Design/methodology/approach
This study proposes a game model based on the Nerlove-Arrow time delay differential equation and Pontryagin's maximum principle. Through comparative analyses of the optimal equilibrium strategies, the authors compare the optimal equilibrium strategies, product goodwill and optimal inventory trajectories for suppliers and retailers under secondary replenishment decisions and decentralized decisions.
Findings
The authors find that (1) Only when the sales cycle meets certain conditions can the overall profit of the supply chain under the secondary replenishment decision be greater than that under the decentralized decision. As the price markup coefficient increases, the total profit of the supply chain first increases and then decreases. (2) With the increase in the delay time, the replenishment quantity during the initial period gradually decreases.
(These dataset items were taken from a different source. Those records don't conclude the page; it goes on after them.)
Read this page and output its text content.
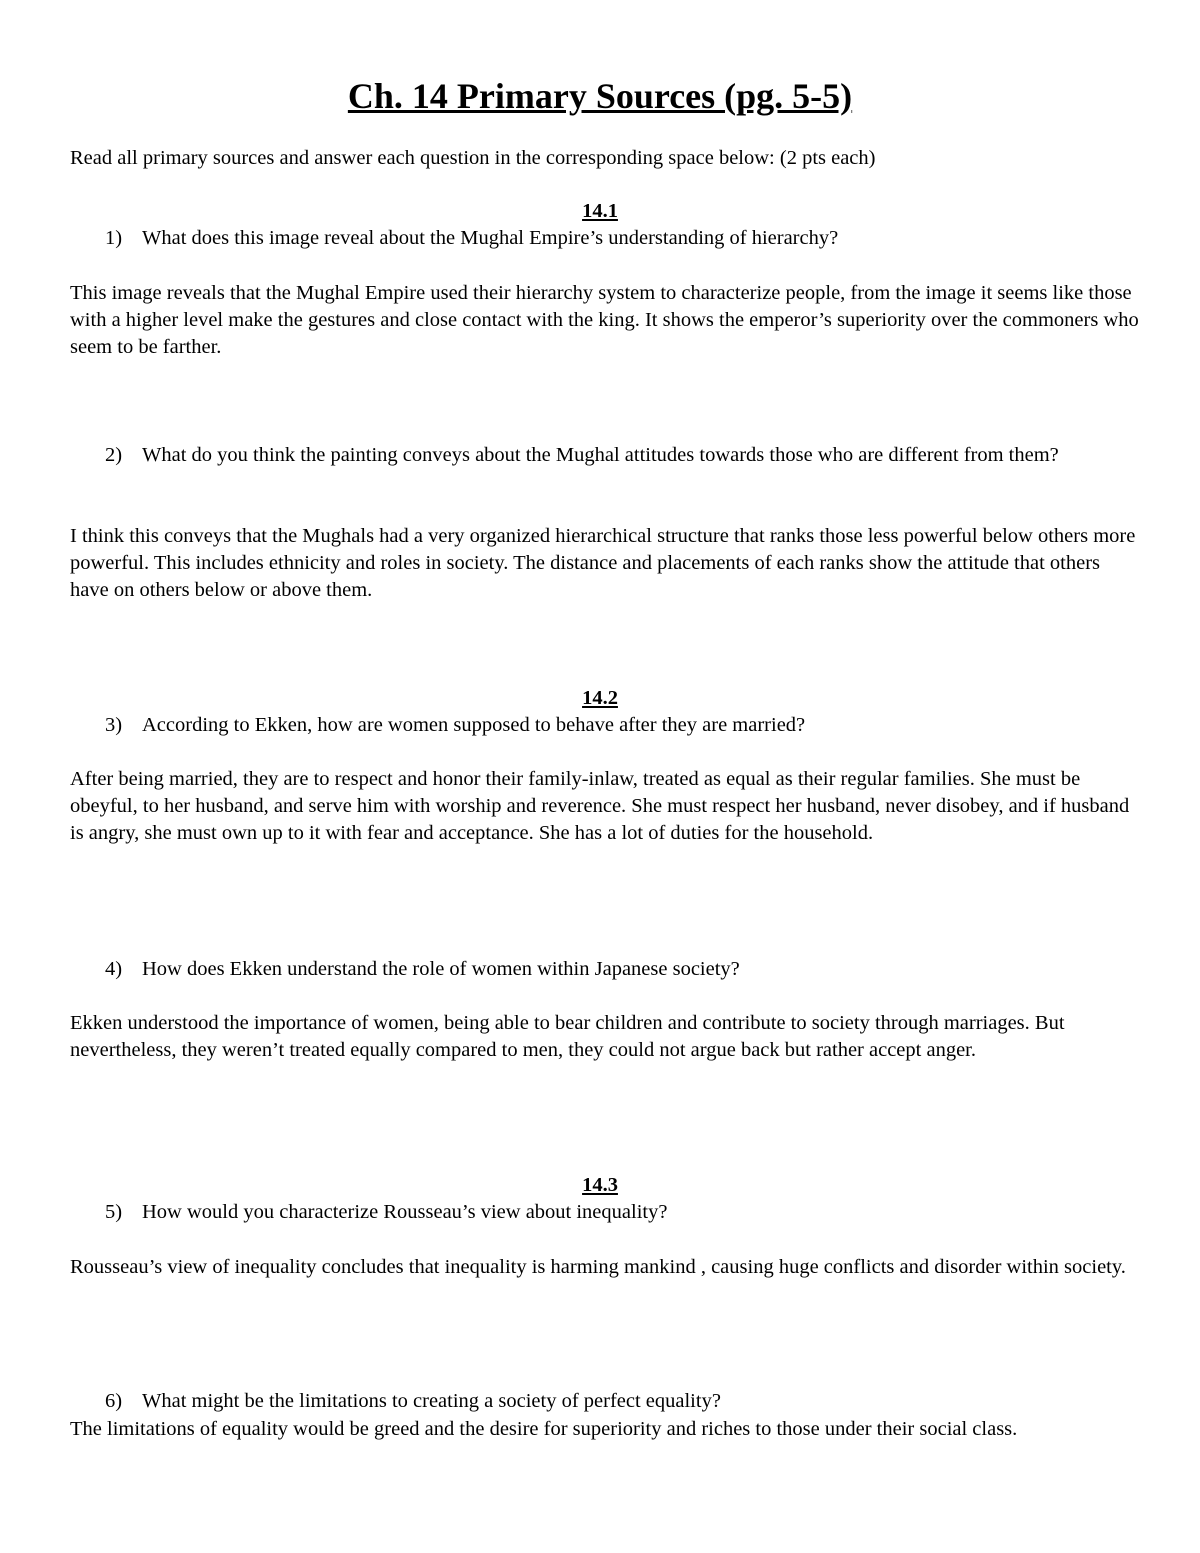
Ch. 14 Primary Sources (pg. 5-5)
Read all primary sources and answer each question in the corresponding space below: (2 pts each)
14.1
1) What does this image reveal about the Mughal Empire’s understanding of hierarchy?
This image reveals that the Mughal Empire used their hierarchy system to characterize people, from the image it seems like those with a higher level make the gestures and close contact with the king. It shows the emperor’s superiority over the commoners who seem to be farther.
2) What do you think the painting conveys about the Mughal attitudes towards those who are different from them?
I think this conveys that the Mughals had a very organized hierarchical structure that ranks those less powerful below others more powerful. This includes ethnicity and roles in society. The distance and placements of each ranks show the attitude that others have on others below or above them.
14.2
3) According to Ekken, how are women supposed to behave after they are married?
After being married, they are to respect and honor their family-inlaw, treated as equal as their regular families. She must be obeyful, to her husband, and serve him with worship and reverence. She must respect her husband, never disobey, and if husband is angry, she must own up to it with fear and acceptance. She has a lot of duties for the household.
4) How does Ekken understand the role of women within Japanese society?
Ekken understood the importance of women, being able to bear children and contribute to society through marriages. But nevertheless, they weren’t treated equally compared to men, they could not argue back but rather accept anger.
14.3
5) How would you characterize Rousseau’s view about inequality?
Rousseau’s view of inequality concludes that inequality is harming mankind , causing huge conflicts and disorder within society.
6) What might be the limitations to creating a society of perfect equality?
The limitations of equality would be greed and the desire for superiority and riches to those under their social class.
After the delay time elapses, the inventory depletion rate under secondary replenishment decisions is faster than that under decentralized decision-making. (3) Although there is a continuously increasing maximum value of product goodwill with the increase in delay time, it becomes difficult to achieve this value for longer delays.
Practical implications
The authors’ findings provide a theoretical basis for supply chain members of fresh agricultural products to select replenishment and inventory control strategies when adopting different levels of delay in advertising marketing.
Originality/value
Firstly, this paper explains the impact of advertising delay effect on fresh produce supply chain from a dynamic perspective, and secondly, it provides guidance on advertising formulation and inventory replenishment for fresh produce retailers under the influence of advertising delay effect.